Kreisklinik in Wörth: Trotz Millionendefizit gibt es viel Lob

Lob für ein Millionendefizit – gibt es das? Ja, das gibt es. Wenn es sich um ein Krankenhaus handelt. Wenn das Defizit deutlich geringer ausfällt als befürchtet. Und wenn die Rahmenbedingungen keine schwarzen Zahlen zulassen. In Wörth ist all das der Fall. In Summe steht für 2025 ein Minus von 2,6 Millionen Euro bei den Betriebskosten. „Eine ganz großartige Leistung“, sagte Landrätin Tanja Schweiger im Krankenhausausschuss dazu.

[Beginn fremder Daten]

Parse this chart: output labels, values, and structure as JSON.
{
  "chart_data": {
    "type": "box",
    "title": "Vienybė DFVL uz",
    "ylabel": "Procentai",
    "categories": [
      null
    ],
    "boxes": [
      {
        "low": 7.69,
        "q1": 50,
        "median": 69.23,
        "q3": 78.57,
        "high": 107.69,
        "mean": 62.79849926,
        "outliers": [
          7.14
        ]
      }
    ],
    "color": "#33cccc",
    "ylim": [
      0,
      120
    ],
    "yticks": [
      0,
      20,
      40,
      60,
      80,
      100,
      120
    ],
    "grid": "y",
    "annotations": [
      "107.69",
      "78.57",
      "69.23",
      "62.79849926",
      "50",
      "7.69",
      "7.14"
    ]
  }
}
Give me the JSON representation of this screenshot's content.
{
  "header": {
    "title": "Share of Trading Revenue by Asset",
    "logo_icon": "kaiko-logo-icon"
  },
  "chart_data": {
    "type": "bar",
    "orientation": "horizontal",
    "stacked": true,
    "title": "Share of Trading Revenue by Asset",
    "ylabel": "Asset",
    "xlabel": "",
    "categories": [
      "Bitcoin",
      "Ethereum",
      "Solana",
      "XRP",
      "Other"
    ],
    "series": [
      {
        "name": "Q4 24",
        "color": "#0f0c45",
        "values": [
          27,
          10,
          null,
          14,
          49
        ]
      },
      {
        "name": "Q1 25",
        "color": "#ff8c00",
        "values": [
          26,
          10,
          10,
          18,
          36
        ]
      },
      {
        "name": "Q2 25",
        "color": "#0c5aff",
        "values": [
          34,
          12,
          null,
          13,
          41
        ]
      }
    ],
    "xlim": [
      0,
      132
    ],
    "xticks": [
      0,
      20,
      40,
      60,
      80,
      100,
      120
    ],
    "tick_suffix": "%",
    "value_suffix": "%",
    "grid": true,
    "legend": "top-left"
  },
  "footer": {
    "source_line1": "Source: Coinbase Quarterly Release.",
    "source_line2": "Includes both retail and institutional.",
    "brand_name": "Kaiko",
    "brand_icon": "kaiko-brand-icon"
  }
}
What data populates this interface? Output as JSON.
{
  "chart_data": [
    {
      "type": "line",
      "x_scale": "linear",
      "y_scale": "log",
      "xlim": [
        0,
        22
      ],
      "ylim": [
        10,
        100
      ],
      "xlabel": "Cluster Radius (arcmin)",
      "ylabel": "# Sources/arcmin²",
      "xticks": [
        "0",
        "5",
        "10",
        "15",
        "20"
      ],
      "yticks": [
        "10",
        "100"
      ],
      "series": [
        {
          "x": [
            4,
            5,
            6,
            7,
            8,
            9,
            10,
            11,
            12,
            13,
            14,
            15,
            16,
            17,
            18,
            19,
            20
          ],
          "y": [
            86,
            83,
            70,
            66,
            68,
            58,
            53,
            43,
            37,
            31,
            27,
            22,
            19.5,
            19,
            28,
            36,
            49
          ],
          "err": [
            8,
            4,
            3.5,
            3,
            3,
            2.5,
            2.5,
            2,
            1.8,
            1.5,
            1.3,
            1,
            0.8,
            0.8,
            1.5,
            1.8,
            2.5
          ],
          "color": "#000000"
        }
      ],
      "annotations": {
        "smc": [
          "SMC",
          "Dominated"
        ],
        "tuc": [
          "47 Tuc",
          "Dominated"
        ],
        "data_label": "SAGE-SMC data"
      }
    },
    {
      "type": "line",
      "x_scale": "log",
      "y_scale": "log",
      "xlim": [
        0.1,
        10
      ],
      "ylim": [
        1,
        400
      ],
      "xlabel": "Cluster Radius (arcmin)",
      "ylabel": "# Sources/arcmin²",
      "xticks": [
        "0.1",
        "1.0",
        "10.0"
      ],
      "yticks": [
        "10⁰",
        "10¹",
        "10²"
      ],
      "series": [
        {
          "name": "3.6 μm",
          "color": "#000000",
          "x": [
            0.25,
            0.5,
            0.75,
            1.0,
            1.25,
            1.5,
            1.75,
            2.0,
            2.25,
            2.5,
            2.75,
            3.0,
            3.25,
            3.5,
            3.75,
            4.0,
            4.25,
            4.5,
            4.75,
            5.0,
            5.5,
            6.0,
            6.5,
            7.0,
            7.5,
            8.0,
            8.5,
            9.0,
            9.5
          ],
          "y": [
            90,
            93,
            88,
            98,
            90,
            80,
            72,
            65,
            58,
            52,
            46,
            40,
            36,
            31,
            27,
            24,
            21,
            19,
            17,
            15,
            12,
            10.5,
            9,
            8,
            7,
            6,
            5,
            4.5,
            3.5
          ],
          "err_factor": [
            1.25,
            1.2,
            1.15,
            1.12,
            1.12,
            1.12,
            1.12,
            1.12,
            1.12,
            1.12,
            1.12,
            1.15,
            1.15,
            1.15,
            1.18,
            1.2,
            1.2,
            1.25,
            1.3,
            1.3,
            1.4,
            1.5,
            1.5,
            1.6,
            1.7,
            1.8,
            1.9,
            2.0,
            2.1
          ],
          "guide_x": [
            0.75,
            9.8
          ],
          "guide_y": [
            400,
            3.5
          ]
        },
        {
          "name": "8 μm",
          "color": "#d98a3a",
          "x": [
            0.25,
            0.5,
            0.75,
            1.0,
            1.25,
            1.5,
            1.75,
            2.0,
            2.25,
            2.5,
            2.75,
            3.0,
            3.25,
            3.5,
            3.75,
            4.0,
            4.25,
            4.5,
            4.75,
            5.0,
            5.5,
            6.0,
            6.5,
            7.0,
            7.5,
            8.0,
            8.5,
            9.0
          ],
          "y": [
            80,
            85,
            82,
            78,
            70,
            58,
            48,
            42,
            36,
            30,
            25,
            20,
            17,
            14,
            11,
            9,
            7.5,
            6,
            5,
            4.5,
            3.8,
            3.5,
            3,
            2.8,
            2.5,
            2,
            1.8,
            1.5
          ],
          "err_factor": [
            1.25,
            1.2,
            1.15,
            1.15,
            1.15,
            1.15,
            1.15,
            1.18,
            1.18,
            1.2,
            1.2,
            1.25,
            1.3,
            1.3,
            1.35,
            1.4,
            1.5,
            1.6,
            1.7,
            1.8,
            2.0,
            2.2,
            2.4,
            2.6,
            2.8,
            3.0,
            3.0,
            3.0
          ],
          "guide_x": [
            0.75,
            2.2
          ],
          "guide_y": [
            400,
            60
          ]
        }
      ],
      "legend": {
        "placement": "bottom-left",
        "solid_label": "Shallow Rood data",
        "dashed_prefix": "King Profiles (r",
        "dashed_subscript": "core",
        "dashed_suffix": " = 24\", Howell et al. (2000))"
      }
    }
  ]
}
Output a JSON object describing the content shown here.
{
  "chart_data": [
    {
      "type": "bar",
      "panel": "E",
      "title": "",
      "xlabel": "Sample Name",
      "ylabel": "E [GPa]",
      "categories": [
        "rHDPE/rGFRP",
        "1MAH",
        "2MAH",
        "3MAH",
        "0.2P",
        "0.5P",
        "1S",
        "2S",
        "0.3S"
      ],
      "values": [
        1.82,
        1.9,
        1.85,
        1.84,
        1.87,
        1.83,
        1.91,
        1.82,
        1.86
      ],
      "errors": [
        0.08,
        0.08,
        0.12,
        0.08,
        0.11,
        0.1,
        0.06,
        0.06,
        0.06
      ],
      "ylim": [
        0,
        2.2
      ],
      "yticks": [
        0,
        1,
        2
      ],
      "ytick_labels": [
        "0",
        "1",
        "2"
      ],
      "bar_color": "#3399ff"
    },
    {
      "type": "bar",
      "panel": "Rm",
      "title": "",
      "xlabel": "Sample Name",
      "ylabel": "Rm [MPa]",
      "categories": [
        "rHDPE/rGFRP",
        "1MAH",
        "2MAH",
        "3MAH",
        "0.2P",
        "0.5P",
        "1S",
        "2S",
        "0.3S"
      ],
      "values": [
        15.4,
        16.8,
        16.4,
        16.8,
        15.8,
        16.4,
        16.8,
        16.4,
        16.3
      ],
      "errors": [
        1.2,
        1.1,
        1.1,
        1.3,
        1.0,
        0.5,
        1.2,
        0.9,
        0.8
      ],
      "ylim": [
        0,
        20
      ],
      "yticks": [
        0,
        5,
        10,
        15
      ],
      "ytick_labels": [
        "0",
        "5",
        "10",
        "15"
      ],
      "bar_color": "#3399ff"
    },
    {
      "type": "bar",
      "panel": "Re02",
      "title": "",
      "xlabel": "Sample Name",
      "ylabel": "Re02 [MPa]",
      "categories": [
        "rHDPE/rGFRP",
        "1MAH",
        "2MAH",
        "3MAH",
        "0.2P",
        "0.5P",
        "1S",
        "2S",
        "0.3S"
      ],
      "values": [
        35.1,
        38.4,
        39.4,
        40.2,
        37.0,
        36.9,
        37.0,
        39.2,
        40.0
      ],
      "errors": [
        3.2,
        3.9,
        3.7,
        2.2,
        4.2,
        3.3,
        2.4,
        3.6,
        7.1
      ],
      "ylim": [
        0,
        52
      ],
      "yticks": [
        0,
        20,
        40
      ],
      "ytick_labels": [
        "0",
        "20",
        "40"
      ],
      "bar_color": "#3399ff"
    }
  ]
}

Um ehrlich zu sein, lobte Schweiger damit natürlich nicht das Defizit, das der Landkreis ausgleichen muss. Vielmehr galt das Lob Klinikdirektor Martin Rederer und den Mitarbeitern an der Kreisklinik. Sie haben es geschafft, das eigentlich jenseits der Drei-Millionen-Marke erwartete Minus deutlich nach unten zu drücken. „Das ist nicht gerade vergnügungssteuerpflichtig“, betonte die Landrätin.
Einmaliger Zuschlag bringt gut 900 000 Euro
Der Klinikdirektor machte dafür vor allem eine weitere Verbesserung der Wirtschaftlichkeit in vielen Bereichen verantwortlich. Zumindest in Teilen spielt auch noch ein einmaliger Zuschlag aus dem Haushaltsbegleitgesetz eine Rolle. Seit November letzten Jahres bekommt die Kreisklinik demnach zwölf Monate lang einmalig einen Aufschlag von 3,25 Prozent auf jeden Euro Umsatz. Rederer geht davon aus, dass das für die Kreisklinik gut 900 000 Euro Mehreinnahmen bedeutet.
Zu Lasten der Kliniken wirkt sich demgegenüber ein Kabinettsbeschluss vom vergangenen Dezember aus, der das Ziel hatte, die Finanzen der gesetzlichen Krankenkassen zu stabilisieren. Demnach werden den Krankenhäusern bundesweit heuer einmalig rund 1, Milliarden Euro entzogen. Auf die Kreisklinik entfallen hier rund 640 000 Euro. Zudem sind es die Tarifabschlüsse der vergangenen Jahre sowie die hohen Sach- und Energiekosten, die das Wörther Krankenhaus weiter belasten werden, berichtete der Krankenhausdirektor.
2025 registrierte das Krankenhaus 36.000 Patienten
Er rechnet damit, dass die Kreisklinik auch heuer nicht an einem kräftigen Defizit vorbeikommt. Auf 2,1 Millionen Euro ist im Wirtschaftsplan für 2026 das Minus taxiert. Demnach stehen Einnahmen von 61,6 Millionen Euro Ausgaben von 63,7 Millionen Euro gegenüber. Rederer geht auch heuer auch von insgesamt 36.000 ambulanten und stationären Patienten aus. Man plant also mit dem gleichen Volumen wie 2025.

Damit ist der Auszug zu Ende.